Elaine Marie Cooper is the author of Road to Deer Run, which releases December 10th. Her previous releases include the award winning Fields of the Fatherless and Bethany's Calendar. She will have three more Colonial era releases in 2016. 

Friday, April 25, 2014

Plant Lore. Old Wives' Tales or Old Men's?

To this day we follow many facets of garden lore and herbal remedies for the simple fact some things just plain work. So where do we draw the line in these 'old wives' tales'?  I am not about to discredit what your grandmother told you about gardening... believe you me!

What about our colonial ancestors?

Along with knowing what worked when using herbs and plants to treat illnesses, enhance meals, and wardrobes, success with garden plants relied on knowledge passed down and around.  What may seem like an old wives tale might just be based on some 'old husbands' as well.

John Gerard was the author of a huge tome of horticultural knowledge (published in 1597) called both THE HERBALL  and THE GENERAL HISTORY OF PLANTS. Granted much of the 1200 page book was taken from an earlier Dutch work by Rembert Doedens,  Gerard added to it with experience in his own English gardens. After Gerard's death, someone took on the task of updating it to a 1700 page resource which was the standard for plant knowledge throughout the 17th Century.

Another expert in the field was Nicholas Culpeper who was a physician expounding the benefits of herbs. He was a rebel in his time, angering the medical professionals and even being accused of encouraging witchcraft.  He created a herbal book for 'the masses' that they might be able to treat themselves rather than be subject to charlatan doctors who thought bloodletting would heal all.
Culpepper was one of the first 'battlefield surgeons' recorded during the English Civil War.
His book, The English Physician, was a radical resource!

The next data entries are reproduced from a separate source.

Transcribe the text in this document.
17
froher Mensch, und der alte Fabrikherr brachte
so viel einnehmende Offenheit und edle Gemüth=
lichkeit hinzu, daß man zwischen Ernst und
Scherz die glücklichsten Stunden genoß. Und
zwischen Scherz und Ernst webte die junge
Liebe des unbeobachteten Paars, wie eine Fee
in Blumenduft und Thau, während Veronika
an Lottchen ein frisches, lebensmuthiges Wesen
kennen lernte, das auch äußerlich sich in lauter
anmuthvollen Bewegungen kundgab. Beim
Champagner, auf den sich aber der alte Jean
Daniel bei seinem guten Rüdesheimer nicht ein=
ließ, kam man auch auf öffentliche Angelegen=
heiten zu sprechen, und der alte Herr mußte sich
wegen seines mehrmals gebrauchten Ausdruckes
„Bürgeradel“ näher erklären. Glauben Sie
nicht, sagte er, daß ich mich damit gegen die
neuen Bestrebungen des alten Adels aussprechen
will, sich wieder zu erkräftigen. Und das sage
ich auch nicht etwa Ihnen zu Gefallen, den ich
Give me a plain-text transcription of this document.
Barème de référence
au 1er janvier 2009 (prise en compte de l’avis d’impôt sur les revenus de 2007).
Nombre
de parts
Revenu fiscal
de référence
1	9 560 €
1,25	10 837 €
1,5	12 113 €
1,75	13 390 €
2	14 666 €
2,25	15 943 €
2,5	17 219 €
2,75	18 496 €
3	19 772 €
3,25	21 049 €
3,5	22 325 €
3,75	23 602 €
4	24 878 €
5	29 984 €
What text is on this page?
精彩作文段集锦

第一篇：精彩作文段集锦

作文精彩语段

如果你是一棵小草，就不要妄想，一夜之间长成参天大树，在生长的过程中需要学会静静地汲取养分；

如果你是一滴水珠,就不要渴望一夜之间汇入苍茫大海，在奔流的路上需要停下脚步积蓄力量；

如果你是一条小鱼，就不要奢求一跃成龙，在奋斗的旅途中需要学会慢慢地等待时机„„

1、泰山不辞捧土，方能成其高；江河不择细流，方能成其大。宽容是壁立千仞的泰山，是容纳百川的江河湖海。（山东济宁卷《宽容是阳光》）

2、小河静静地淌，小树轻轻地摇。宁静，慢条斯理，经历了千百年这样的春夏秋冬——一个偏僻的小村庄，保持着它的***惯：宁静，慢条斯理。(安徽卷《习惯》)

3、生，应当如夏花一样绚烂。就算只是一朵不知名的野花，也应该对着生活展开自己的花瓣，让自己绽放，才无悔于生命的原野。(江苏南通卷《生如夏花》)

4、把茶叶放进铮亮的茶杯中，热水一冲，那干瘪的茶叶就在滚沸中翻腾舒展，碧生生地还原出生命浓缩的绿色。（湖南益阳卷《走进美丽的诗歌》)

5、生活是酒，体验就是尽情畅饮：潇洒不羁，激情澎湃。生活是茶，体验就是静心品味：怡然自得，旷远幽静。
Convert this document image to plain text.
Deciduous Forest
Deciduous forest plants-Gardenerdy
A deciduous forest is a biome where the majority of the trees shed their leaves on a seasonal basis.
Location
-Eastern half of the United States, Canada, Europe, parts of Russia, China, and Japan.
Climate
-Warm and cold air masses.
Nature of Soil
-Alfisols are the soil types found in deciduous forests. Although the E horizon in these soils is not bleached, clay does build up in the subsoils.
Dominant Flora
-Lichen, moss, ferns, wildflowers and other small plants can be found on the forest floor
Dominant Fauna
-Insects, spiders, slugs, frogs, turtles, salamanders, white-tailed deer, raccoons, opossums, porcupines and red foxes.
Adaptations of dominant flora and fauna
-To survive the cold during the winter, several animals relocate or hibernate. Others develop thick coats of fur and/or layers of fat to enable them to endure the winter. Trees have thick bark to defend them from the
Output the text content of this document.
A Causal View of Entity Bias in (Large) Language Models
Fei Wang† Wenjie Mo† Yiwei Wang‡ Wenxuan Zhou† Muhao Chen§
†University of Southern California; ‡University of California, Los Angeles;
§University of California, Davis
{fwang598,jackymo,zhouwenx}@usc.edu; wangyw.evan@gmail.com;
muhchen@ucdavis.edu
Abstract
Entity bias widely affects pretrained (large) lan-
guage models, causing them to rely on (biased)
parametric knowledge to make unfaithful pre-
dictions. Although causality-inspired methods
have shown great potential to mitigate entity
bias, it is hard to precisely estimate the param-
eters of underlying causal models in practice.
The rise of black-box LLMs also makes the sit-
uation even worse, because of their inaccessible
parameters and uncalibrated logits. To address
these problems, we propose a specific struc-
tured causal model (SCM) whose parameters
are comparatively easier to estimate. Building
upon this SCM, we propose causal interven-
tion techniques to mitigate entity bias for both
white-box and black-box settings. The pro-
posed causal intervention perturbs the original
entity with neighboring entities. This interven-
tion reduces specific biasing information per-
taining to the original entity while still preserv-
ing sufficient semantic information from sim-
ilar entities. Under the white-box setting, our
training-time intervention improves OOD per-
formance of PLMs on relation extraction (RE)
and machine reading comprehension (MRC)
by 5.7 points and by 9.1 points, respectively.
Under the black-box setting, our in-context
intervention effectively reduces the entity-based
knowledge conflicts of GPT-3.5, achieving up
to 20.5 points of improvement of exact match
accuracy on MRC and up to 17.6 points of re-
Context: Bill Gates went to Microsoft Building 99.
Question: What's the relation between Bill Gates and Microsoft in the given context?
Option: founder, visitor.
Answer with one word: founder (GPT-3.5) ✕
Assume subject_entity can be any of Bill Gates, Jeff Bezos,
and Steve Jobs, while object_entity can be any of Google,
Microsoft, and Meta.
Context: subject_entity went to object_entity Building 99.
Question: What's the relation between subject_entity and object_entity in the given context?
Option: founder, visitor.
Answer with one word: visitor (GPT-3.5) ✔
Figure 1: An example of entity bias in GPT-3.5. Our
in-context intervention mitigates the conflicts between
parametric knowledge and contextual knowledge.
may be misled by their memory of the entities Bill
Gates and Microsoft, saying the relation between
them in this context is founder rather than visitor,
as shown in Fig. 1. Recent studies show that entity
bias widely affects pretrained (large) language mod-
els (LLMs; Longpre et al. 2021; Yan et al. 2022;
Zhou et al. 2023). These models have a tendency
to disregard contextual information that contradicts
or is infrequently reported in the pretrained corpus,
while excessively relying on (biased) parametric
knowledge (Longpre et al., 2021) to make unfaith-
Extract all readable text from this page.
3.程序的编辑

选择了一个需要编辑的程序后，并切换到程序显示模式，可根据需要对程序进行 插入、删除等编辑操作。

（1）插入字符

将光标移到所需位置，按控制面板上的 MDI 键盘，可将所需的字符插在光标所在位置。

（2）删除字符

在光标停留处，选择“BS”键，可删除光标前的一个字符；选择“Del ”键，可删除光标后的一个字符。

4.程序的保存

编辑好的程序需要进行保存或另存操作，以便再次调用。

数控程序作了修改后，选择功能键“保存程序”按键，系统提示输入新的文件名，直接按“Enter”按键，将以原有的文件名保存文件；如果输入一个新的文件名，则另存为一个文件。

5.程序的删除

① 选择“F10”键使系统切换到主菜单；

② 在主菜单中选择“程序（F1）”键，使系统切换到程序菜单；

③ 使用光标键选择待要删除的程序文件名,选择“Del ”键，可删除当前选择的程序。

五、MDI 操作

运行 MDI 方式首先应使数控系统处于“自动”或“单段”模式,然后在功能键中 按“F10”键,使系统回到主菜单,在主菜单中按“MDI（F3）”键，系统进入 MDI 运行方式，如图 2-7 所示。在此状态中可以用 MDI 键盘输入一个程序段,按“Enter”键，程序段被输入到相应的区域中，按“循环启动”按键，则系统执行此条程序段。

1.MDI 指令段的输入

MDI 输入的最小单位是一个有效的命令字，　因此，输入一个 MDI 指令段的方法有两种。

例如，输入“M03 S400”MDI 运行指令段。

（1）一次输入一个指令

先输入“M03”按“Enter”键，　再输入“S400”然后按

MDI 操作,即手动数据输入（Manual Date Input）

Using experience, stories of herbal usage and garden lore gathered strength over the centuries. Some make sense today because they are truly based on plant needs and human physical needs. Some are just plain entertaining. What plant wisdom have you heard? What old tales valued in colonial times still hang around? Do you use any herbal remedies?

If a pregnant woman plants any type of plant, it will grow well.
Plant seeds of tuberous (plants that ripen underground) in the afternoon for best growth
Excessive activity in small animals and birds that lasts all day means bad weather is coming
The 12 days after Christmas predict the weather for the following 12 months.
(Likewise, rain on Easter Sunday means rain on the next seven Sundays)
Expect rain within 3 days if a half moon's tip  points down
If spring flowers bloom again in the fall, expect a 'sorrowful winter'.
Transplant flowers in the light of the moon.
Placing rusty nails around your plants will help them grow
Bury fish heads in with your roses
A rope around a garden will keep out snakes

As a horticulturalist, I know there's good reason why some things work, and I enjoy hearing about all those that don't. An entire series of posts could focus on the lore of herbal remedies and you can be there is good basis for their success. I'm fascinated with herbal remedies and love to study them. Kudos to these two 'fathers' of 'old wives tales' and the printers who put together these huge books which became the standard for planting and using plants for food and health.

As for the list above, I can tell you that I did have some spring flowers bloom again last fall and we certainly had a sorrowful winter! For colonial gardeners, I'm pretty sure the truth was - living from the land takes a lot of hard work and common sense. That hasn't changed a bit.